Tag: homeless

oakland maccas..
oakland maccas.. avatar

by on Jul.07, 2011, under ramblings

When I went to America, a friend told me not to stop in Oakland when in San Francisco. He warned me to make sure to keep the windows up, the car doors locked in and to pass through as quick as possible. He said he has learnt his lesson when visiting family in San Francisco recently.

No worries I thought.

When in San Francisco I had planned to head out to Mini Mania in Nevada City which is way out past Sacramento in I guess what would be the San Francisco hills. I had hired a Chrysler 300C, which by the way is the worst car I have ever driven. Quite the shame really as I quite liked them before. Not only was it cheaply built and absolutely gutless, it was poorly maintained and had bald tyres, an unclean interior and I picked it up with only half a tank of fuel!

So driving in San Fran absolutely shit scared as I was in peak hour traffic and no bastard indicated. On the rare occasion that they did, I understood it to mean ‘get the fuck out of my way crocodile dundee! I’m fucking changing lanes and you’re in my god damned way!’

I decided I needed food. I had only 90mins of sleep the night before in Vegas and was already loaded on no-doz and energy drinks to stay awake, which also meant my bladder was about to burst.

The traffic finally died down as I was starting to head out of the inner city and on my way to Nevada City.

I spotted a McDonald’s and pulled in. I walked into the maccas and noticed a dodgy looking guy eyeing me off. He followed me inside and stood behind me back a metre or so. I ordered my meal (which was shit) and sat down to eat. Old mate dodge sat down 2 tables away without ordering, watching my quietly. I ate my food and pretended to enjoy the interior without of the maccas, hoping Mr dodge would leave. After a few minutes I decided I’d pretend to go to the toilet and hope he’d go away. I locked myself in the toilet for a few minutes thinking it was time to move and suddenly the McDonald’s hit me. My gut started to churn in disgust at the filth I’d just eaten.

That’s when I realised how dirty thee toilet was. How the bell was I going to use this thing? No amount of thin toilet paper would wipe down the seat, which was at least cleanish, but still seemed to ooze filth. The toilet was also quite high, impossible to do the girly hover. My gut about to explode I noticed a toilet seat cover dispenser. I pulled out a sheet and it was like tracing paper. I grabbed 3 more sheets. I carefully layered each sheet over the next and tried to sit down, in my urgency the paper seat covers flew everywhere.

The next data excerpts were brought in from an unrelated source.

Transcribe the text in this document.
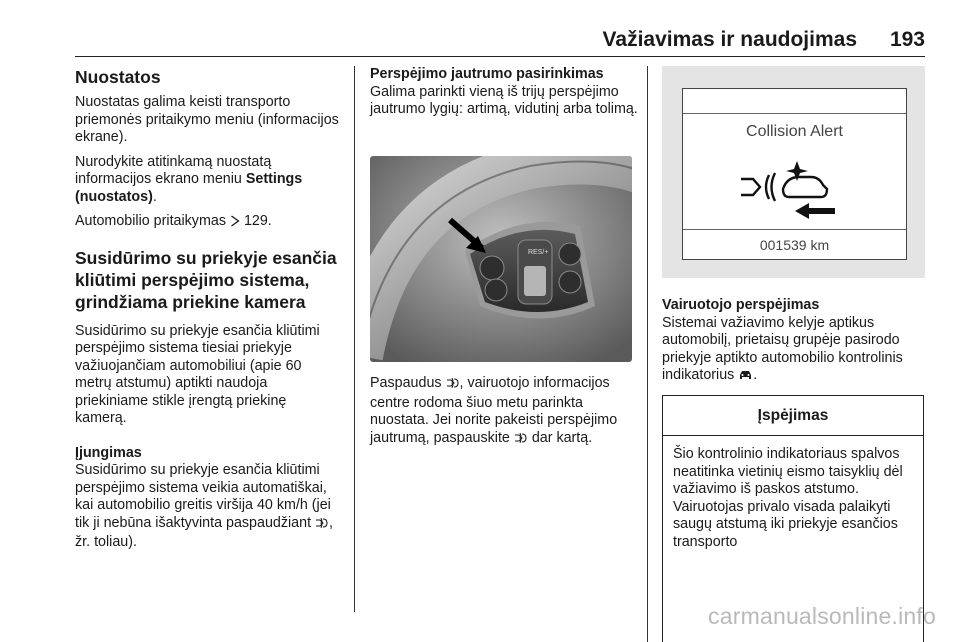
Važiavimas ir naudojimas 193
Nuostatos

Nuostatas galima keisti transporto priemonės pritaikymo meniu (informacijos ekrane).

Nurodykite atitinkamą nuostatą informacijos ekrano meniu Settings (nuostatos).

Automobilio pritaikymas  129.

Susidūrimo su priekyje esančia kliūtimi perspėjimo sistema, grindžiama priekine kamera

Susidūrimo su priekyje esančia kliūtimi perspėjimo sistema tiesiai priekyje važiuojančiam automobiliui (apie 60 metrų atstumu) aptikti naudoja priekiniame stikle įrengtą priekinę kamerą.

Įjungimas

Susidūrimo su priekyje esančia kliūtimi perspėjimo sistema veikia automatiškai, kai automobilio greitis viršija 40 km/h (jei tik ji nebūna išaktyvinta paspaudžiant , žr. toliau).

Perspėjimo jautrumo pasirinkimas

Galima parinkti vieną iš trijų perspėjimo jautrumo lygių: artimą, vidutinį arba tolimą.

RES/+

Paspaudus , vairuotojo informacijos centre rodoma šiuo metu parinkta nuostata. Jei norite pakeisti perspėjimo jautrumą, paspauskite  dar kartą.

Collision Alert
001539 km

Vairuotojo perspėjimas

Sistemai važiavimo kelyje aptikus automobilį, prietaisų grupėje pasirodo priekyje aptikto automobilio kontrolinis indikatorius .

Įspėjimas
Šio kontrolinio indikatoriaus spalvos neatitinka vietinių eismo taisyklių dėl važiavimo iš paskos atstumo. Vairuotojas privalo visada palaikyti saugų atstumą iki priekyje esančios transporto
carmanualsonline.info
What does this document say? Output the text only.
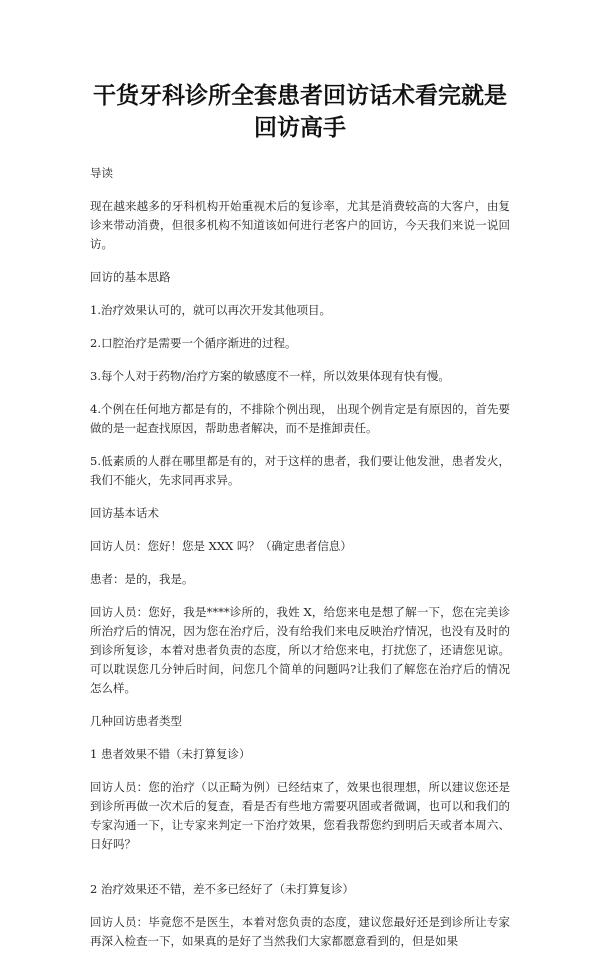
干货牙科诊所全套患者回访话术看完就是
回访高手

导读

现在越来越多的牙科机构开始重视术后的复诊率，尤其是消费较高的大客户，由复诊来带动消费，但很多机构不知道该如何进行老客户的回访，今天我们来说一说回访。

回访的基本思路

1.治疗效果认可的，就可以再次开发其他项目。

2.口腔治疗是需要一个循序渐进的过程。

3.每个人对于药物/治疗方案的敏感度不一样，所以效果体现有快有慢。

4.个例在任何地方都是有的，不排除个例出现， 出现个例肯定是有原因的，首先要做的是一起查找原因，帮助患者解决，而不是推卸责任。

5.低素质的人群在哪里都是有的，对于这样的患者，我们要让他发泄，患者发火，我们不能火，先求同再求异。

回访基本话术

回访人员：您好！您是 XXX 吗？（确定患者信息）

患者：是的，我是。

回访人员：您好，我是****诊所的，我姓 X，给您来电是想了解一下，您在完美诊所治疗后的情况，因为您在治疗后，没有给我们来电反映治疗情况，也没有及时的到诊所复诊，本着对患者负责的态度，所以才给您来电，打扰您了，还请您见谅。可以耽误您几分钟后时间，问您几个简单的问题吗?让我们了解您在治疗后的情况怎么样。

几种回访患者类型

1 患者效果不错（未打算复诊）

回访人员：您的治疗（以正畸为例）已经结束了，效果也很理想，所以建议您还是到诊所再做一次术后的复查，看是否有些地方需要巩固或者微调，也可以和我们的专家沟通一下，让专家来判定一下治疗效果，您看我帮您约到明后天或者本周六、日好吗？

2 治疗效果还不错，差不多已经好了（未打算复诊）

回访人员：毕竟您不是医生，本着对您负责的态度，建议您最好还是到诊所让专家再深入检查一下，如果真的是好了当然我们大家都愿意看到的，但是如果
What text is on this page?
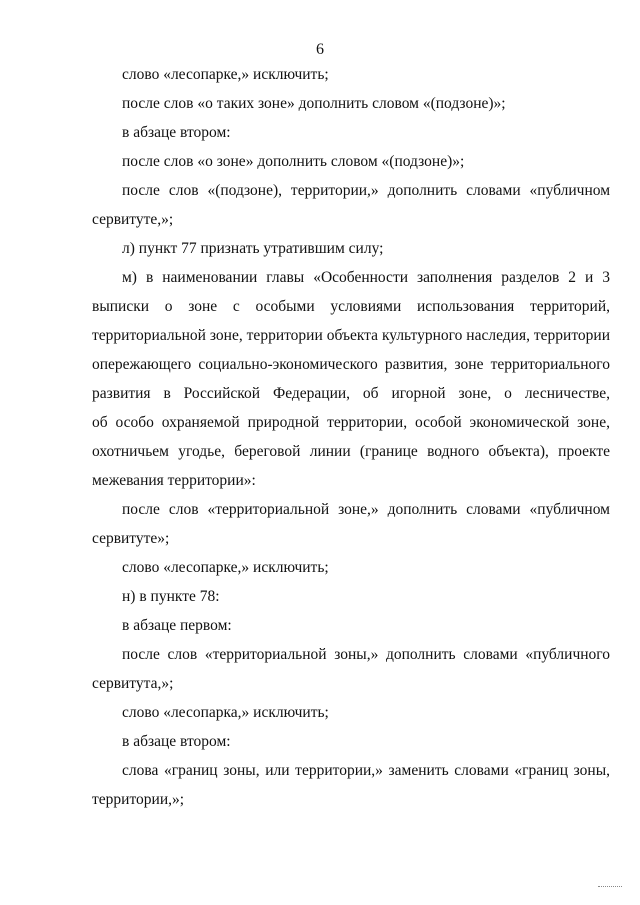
6
слово «лесопарке,» исключить;
после слов «о таких зоне» дополнить словом «(подзоне)»;
в абзаце втором:
после слов «о зоне» дополнить словом «(подзоне)»;
после слов «(подзоне), территории,» дополнить словами «публичном
сервитуте,»;
л) пункт 77 признать утратившим силу;
м) в наименовании главы «Особенности заполнения разделов 2 и 3
выписки о зоне с особыми условиями использования территорий,
территориальной зоне, территории объекта культурного наследия, территории
опережающего социально-экономического развития, зоне территориального
развития в Российской Федерации, об игорной зоне, о лесничестве,
об особо охраняемой природной территории, особой экономической зоне,
охотничьем угодье, береговой линии (границе водного объекта), проекте
межевания территории»:
после слов «территориальной зоне,» дополнить словами «публичном
сервитуте»;
слово «лесопарке,» исключить;
н) в пункте 78:
в абзаце первом:
после слов «территориальной зоны,» дополнить словами «публичного
сервитута,»;
слово «лесопарка,» исключить;
в абзаце втором:
слова «границ зоны, или территории,» заменить словами «границ зоны,
территории,»;
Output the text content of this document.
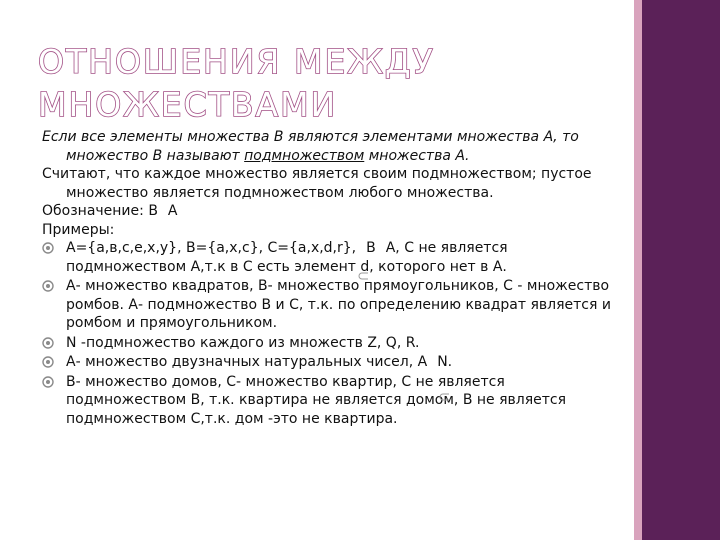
ОТНОШЕНИЯ МЕЖДУ
МНОЖЕСТВАМИ

Если все элементы множества В являются элементами множества А, то множество В называют подмножеством множества А.

Считают, что каждое множество является своим подмножеством; пустое множество является подмножеством любого множества.

Обозначение: В А

Примеры:

А={а,в,с,е,х,у}, В={а,х,с}, С={а,х,d,r}, В А, С не является подмножеством А,т.к в С есть элемент d, которого нет в А.
А- множество квадратов, В- множество прямоугольников, С - множество ромбов. А- подмножество В и С, т.к. по определению квадрат является и ромбом и прямоугольником.
N -подмножество каждого из множеств Z, Q, R.
А- множество двузначных натуральных чисел, А N.
В- множество домов, С- множество квартир, С не является подмножеством В, т.к. квартира не является домом, В не является подмножеством С,т.к. дом -это не квартира.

Gut starting to feel like I was being stabbed with knives I layered the paper again and slowly, gracefully sat my ass on the paper. Success. Relief.

Then came the next problem. For those that don’t know, American toilets start with a full bowl of water and this bowl suddenly seemed abnormally full, along with what seemed the unloading of 3 days of bad food in Vegas it was going to be a difficult job wiping my ass. After a lot of precision wiping, I was ready to leave, I got myself sorted out and after my toilet dramas I had forgotten about dodgy man.

Needing to stay awake I walked into the service station next door to get more caffeinated goodness. That’s when I noticed dodgy man again. I shit my pants. Not literally obviously. I grabbed me drinks, paying for them at the counter, I dashed over to the 300C and fumbled with the key fob to open the door. Dodgy man was getting closer. Fuck! Fuck! Need to lock the car doors! He’s coming straight at me! I locked the door, the car wouldn’t start. Try again, its going! Get me out of here! I lit up the types in a screech of smoke as I reversed out of the carpark and in another burst of noise and smoke I hauled ass onto the highway.

I was safe. Dodgy guy was still in the McDonald’s carpark. I calmed down, taking a sip of another energy drink, I kept my mind on getting my mini parts.

Was it Oakland? Probably not. It was probably all to do with my lack of sleep and excessive caffeine consumption. But if Oakland is remotely as scary as a dodgy guy following a scattered man, I’ll take my friend’s advice and never stop there. Ever.